We will never know their names.
The first victim could not have been recorded, for there was no written language to record it.
They were someone’s daughter, or son, and someone’s friend, and they were loved by those around them. And they were in pain, covered in rashes, confused, scared, not knowing why this was happening to them or what they could do about it – victim of a mad, inhuman god. There was nothing to be done – humanity was not strong enough, not aware enough, not knowledgeable enough, to fight back against a monster that could not be seen.
It was in Ancient Egypt, where it attacked slave and pharaoh alike. In Rome, it effortlessly decimated armies. It killed in Syria. It killed in Moscow. In India, five million dead. It killed a thousand Europeans every day in the 18th century. It killed more than fifty million Native Americans. From the Peloponnesian War to the Civil War, it slew more soldiers and civilians than any weapon, any soldier, any army (Not that this stopped the most foolish and empty souls from attempting to harness the demon as a weapon against their enemies).

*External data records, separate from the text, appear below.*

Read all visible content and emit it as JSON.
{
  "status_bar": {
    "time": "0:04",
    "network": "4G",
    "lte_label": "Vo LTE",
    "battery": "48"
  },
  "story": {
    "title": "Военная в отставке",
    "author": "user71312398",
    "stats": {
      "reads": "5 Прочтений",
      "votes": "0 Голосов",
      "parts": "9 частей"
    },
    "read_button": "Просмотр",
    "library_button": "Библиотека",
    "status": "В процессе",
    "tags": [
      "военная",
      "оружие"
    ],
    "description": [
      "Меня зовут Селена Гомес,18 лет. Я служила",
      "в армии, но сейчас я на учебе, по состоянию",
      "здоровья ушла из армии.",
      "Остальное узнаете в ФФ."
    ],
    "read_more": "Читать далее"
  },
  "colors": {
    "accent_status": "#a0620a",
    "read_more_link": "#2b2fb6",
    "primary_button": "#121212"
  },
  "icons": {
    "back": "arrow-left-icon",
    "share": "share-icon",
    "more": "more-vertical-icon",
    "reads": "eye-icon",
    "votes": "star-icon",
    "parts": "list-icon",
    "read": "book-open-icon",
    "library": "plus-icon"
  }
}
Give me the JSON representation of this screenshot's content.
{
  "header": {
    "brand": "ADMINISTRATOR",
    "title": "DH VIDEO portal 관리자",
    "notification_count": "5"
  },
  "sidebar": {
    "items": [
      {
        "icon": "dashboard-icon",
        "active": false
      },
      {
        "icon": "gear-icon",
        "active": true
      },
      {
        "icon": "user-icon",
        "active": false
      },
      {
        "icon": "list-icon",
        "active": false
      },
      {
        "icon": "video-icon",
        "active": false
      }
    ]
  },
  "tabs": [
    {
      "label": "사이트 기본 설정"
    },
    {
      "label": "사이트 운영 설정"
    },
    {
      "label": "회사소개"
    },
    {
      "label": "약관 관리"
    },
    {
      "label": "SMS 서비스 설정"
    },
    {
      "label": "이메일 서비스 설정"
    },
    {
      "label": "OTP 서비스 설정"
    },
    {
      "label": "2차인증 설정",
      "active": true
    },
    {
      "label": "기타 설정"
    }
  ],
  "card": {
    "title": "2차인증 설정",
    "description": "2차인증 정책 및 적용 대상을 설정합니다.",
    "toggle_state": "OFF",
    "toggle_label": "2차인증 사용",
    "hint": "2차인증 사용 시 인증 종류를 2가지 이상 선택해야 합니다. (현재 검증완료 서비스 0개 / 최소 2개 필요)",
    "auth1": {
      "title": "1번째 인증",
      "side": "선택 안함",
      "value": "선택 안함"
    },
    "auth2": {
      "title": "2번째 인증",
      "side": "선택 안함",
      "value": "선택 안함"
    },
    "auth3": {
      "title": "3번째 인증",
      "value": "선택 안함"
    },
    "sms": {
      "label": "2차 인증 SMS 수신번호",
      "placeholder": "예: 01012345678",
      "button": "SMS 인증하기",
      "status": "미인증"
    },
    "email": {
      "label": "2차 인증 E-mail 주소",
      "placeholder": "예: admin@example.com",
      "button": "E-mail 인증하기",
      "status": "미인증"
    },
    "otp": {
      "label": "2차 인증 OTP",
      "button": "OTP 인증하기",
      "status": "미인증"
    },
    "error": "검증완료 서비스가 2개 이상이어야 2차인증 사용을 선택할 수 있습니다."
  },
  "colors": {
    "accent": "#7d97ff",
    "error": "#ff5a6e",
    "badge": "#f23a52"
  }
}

Cultures grew and faltered, and it remained. Empires rose and fell, and it thrived. Ideologies waxed and waned, but it did not care. Kill. Maim. Spread. An ancient, mad god, hidden from view, that could not be fought, could not be confronted, could not even be comprehended. Not the only one of its kind, but the most devastating.
For a long time, there was no hope – only the bitter, hollow endurance of survivors.
In China, in the 10th century, humanity began to fight back.
It was observed that survivors of the mad god’s curse would never be touched again: they had taken a portion of that power into themselves, and were so protected from it. Not only that, but this power could be shared by consuming a remnant of the wounds. There was a price, for you could not take the god’s power without first defeating it – but a smaller battle, on humanity’s terms. By the 16th century, the technique spread, to India, across Asia, the Ottoman Empire and, in the 18th century, Europe. In 1796, a more powerful technique was discovered by Edward Jenner.
An idea began to take hold: Perhaps the ancient god could be killed.
A whisper became a voice; a voice became a call; a call became a battle cry, sweeping across villages, cities, nations. Humanity began to cooperate, spreading the protective power across the globe, dispatching masters of the craft to protect whole populations. People who had once been sworn enemies joined in common cause for this one battle. Governments mandated that all citizens protect themselves, for giving the ancient enemy a single life would put millions in danger.
And, inch by inch, humanity drove its enemy back. Fewer friends wept; Fewer neighbors were crippled; Fewer mothers had to bury their daughters.
At the dawn of the 20th century, for the first time, humanity banished the enemy from entire regions of the world. Humanity faltered many times in its efforts, but there individuals who never gave up, who fought for the dream of a world where no child or loved one would ever fear the demon ever again. Viktor Zhdanov, who called for humanity to unite in a final push against the demon; The great tactician Karel Raška, who conceived of a strategy to annihilate the enemy; Donald Henderson, who lead the efforts of those final days.
The enemy grew weaker. Millions became thousands, thousands became dozens. And then, when the enemy did strike, scores of humans came forth to defy it, protecting all those whom it might endanger.
The enemy’s last attack in the wild was on Ali Maow Maalin, in 1977. For months afterwards, dedicated humans swept the surrounding area, seeking out any last, desperate hiding place where the enemy might yet remain.
They found none.
About 38 years ago, on December 9th, 1979, humanity declared victory.
This one evil, the horror from beyond memory, the monster that took 500 million people from this world – was destroyed.
You are a member of the species that did that. Never forget what we are capable of, when we band together and declare battle on what is broken in the world.
Author’s Note: The first words in the Wikipedia article on smallpox are, “Smallpox was”. Together, we can do great things.